Monday, February 28, 2011

Konglor



After riding motorbikes through the countryside around Thakhek, we continued traveling by motorbike to do a side trip to the Konglor Cave. The Konglor Cave is actually more of an underground river that you can cruise through on a boat. It's still relatively undeveloped since it was supposedly only discovered in 2004. Being about 5 miles long with huge caverns supposedly up to 100 meters high and 30 meters wide, it's a spectacular place to visit and was one of the highlights of the trip.

Riding by motorbike out to Konglor from Thakhek is quite scenic and you pass by a lot of local villages after you get off the main highway. It was a bit of a long drive using the small motorbikes we had, but it was manageable for a day trip. Unfortunately, both of our bikes started to show signs of wear and tear on the drive. Phil's was the first to go, with the sprocket on his back tire getting really worn down, so the chain would just spin when he tried to go. At first we thought we were in trouble, but after stopping for a bowl of noodles for lunch, we had a local direct us to a small repair shop. We expected to get charged a lot for the repair, but it was only around $10 and only took an hour to repair before we were able to get back on the road.

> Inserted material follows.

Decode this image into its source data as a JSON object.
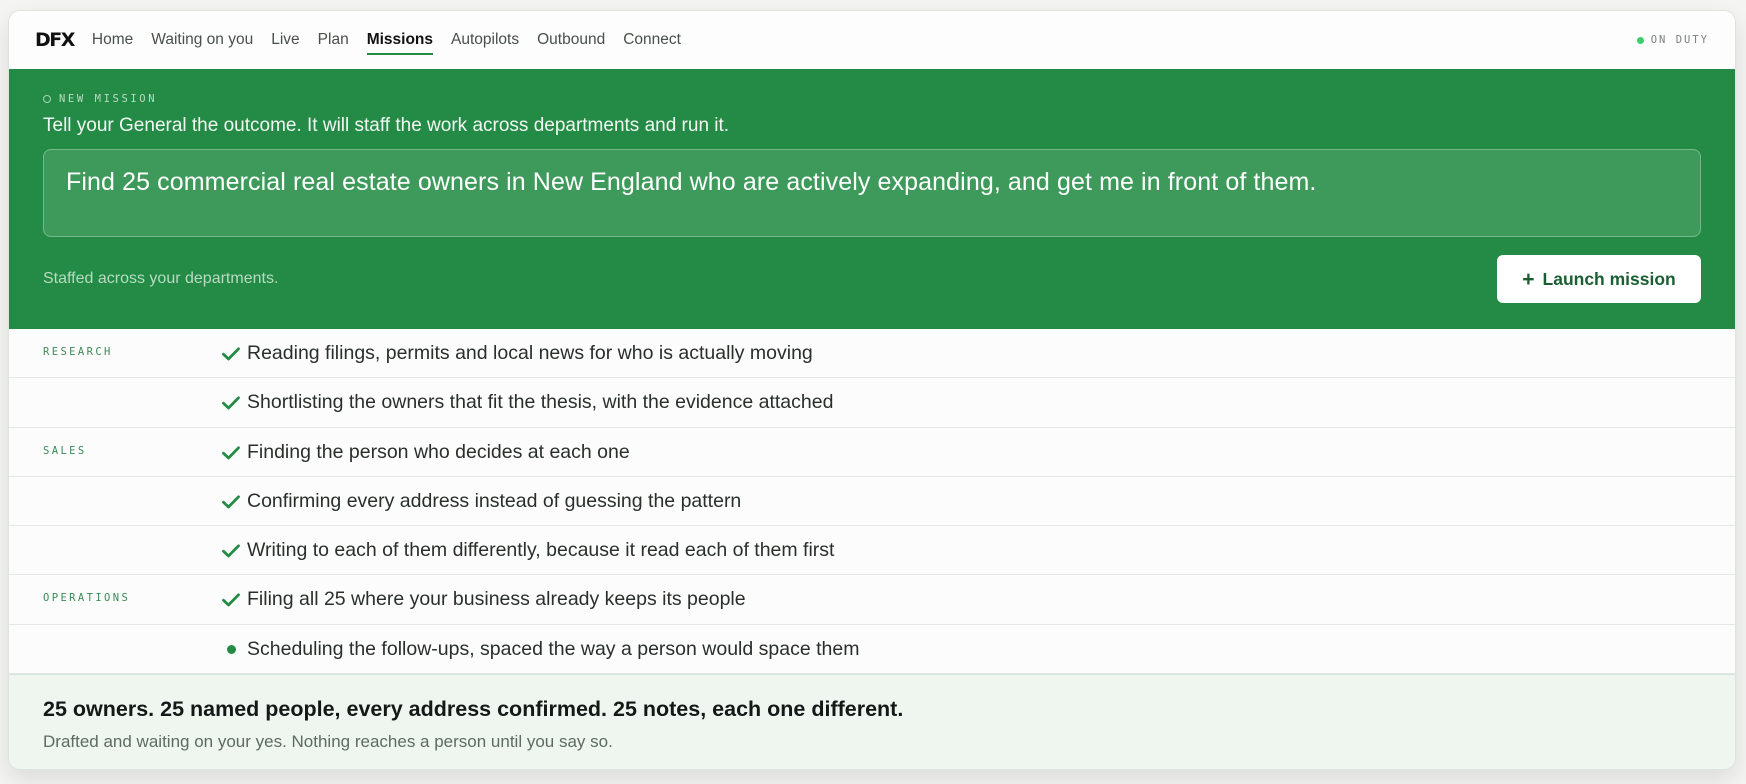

 Phil and Countryside on Way to Konglor

Getting the Bike Repaired

Rocky Karst Mountains

Water Buffalo Doing What Water Buffaloes Do

After finally arriving at the cave, we arranged to have a local take us on a canoe type boat with a motor through the cave. At first it was hard to see where the entrance was, but it was amazing how big it was once you were inside.

Where is It?

 Oh, There It Is

Because it's completely black inside the cave, it was tough to get a lot of quality videos or pictures. The best thing to do was to just sit back and enjoy the experience of blasting through the darkness on a rickety boat driven recklessly by a local Laotian. All we had to guide us were some flashlights and headlamps, but the drivers seemed to know what they were doing. There were definitely some tricky spots, where rocks would jut up out of nowhere or the river would get really shallow, that would definitely wreck an inexperienced driver. Other times the boat would scrape on rocks, go over a small fall or rapid, or we'd have to stand up and carry the boat past a particularly rough patch.

The Starting Point 

Driving Into the Darkness

At one point, the boats are stopped at an area of the cave with a lot of rock formations that they light up temporarily. When you get off the boat, the drivers lead you on a narrow strip of shallow rocks with sharp drop offs on each side into deep parts of the fast flowing river. I'm not sure who first explored this cave, but there definitely seem to be several parts like that where you could easily get into trouble in such a big dark cave with a river flowing throw it. 

Lit Up Section of Cave

 More Rock Formations

While the rock formations were cool, the best part of the cave really is the boat ride through the darkness and being amazed about how huge the caverns are and at times not even being able to see where the walls are. Eventually, after going all the way through the cave, you finally see light at the end of the tunnel. Then, the boats head back in the opposite direction and you get to do it all over again. In all, you're in the cave for around an hour or more.

End of the Tunnel

By the time we finished with the cave, it was already getting a bit late and we decided to do a home stay for the night. A home stay is basically staying with one of the locals in their hut, receiving room and board for an evening. There were several people offering home stays outside the cave and we joined some other foreigners who were also on the boat ride to go stay with a family. The village was right near the cave and in a valley between two ranges of mountains where people were growing rice or other crops. We had an opportunity to take in the beautiful countryside and talk with several of the locals as we relaxed that evening.

 Countryside Near Konglor

Rice Fields

Local Kids Coming to Shake Hands

The home stay itself was a lot of fun. We stayed with a nice family and enjoyed eating dinner and breakfast with them. At night there was a world cup soccer game on and since the family we were staying with had a TV, nearly all the men from the village crammed into the hut to watch the game. It was surprising to see how interested everyone in Laos was in the world cup on our whole trip and we had a lot of fun watching the games with them.

As we were packing up to leave the next morning, the Grandpa of the family said to me in broken English, "Hello Mister, I love you." I'm not sure where he learned how to say that, but it was definitely a surprise for me to hear. Most likely he tells a lot of guests that, even though he probably doesn't clearly understood the meaning of the words, which probably has given a lot of people a nice surprise like I had.

Kids and Grandma from the Home Stay Family

Authentic Laos Dinner

Watching the World Cup Game

 Receiving a Friendship Bracelet from the Grandpa

After eating our breakfast and getting cleaned up, we hit the open road and headed back to Thakhek. Pretty much right on cue, my motorbike started having more and more trouble. Eventually I had to stop and get the clutch replaced. Fortunately, it was again a pretty cheap and quick fix and we were back on our way. 

Phil at Laos-Style Gas Station

Wes Cruisin' Like a Boss

The Konglor Cave was a unique experience and was definitely one of the highlights of the trip. The home stay and beautiful countryside helped to make the trip even more memorable. While the area seems to be developing for tourists very quickly, it will still be one of the best places to visit in Laos.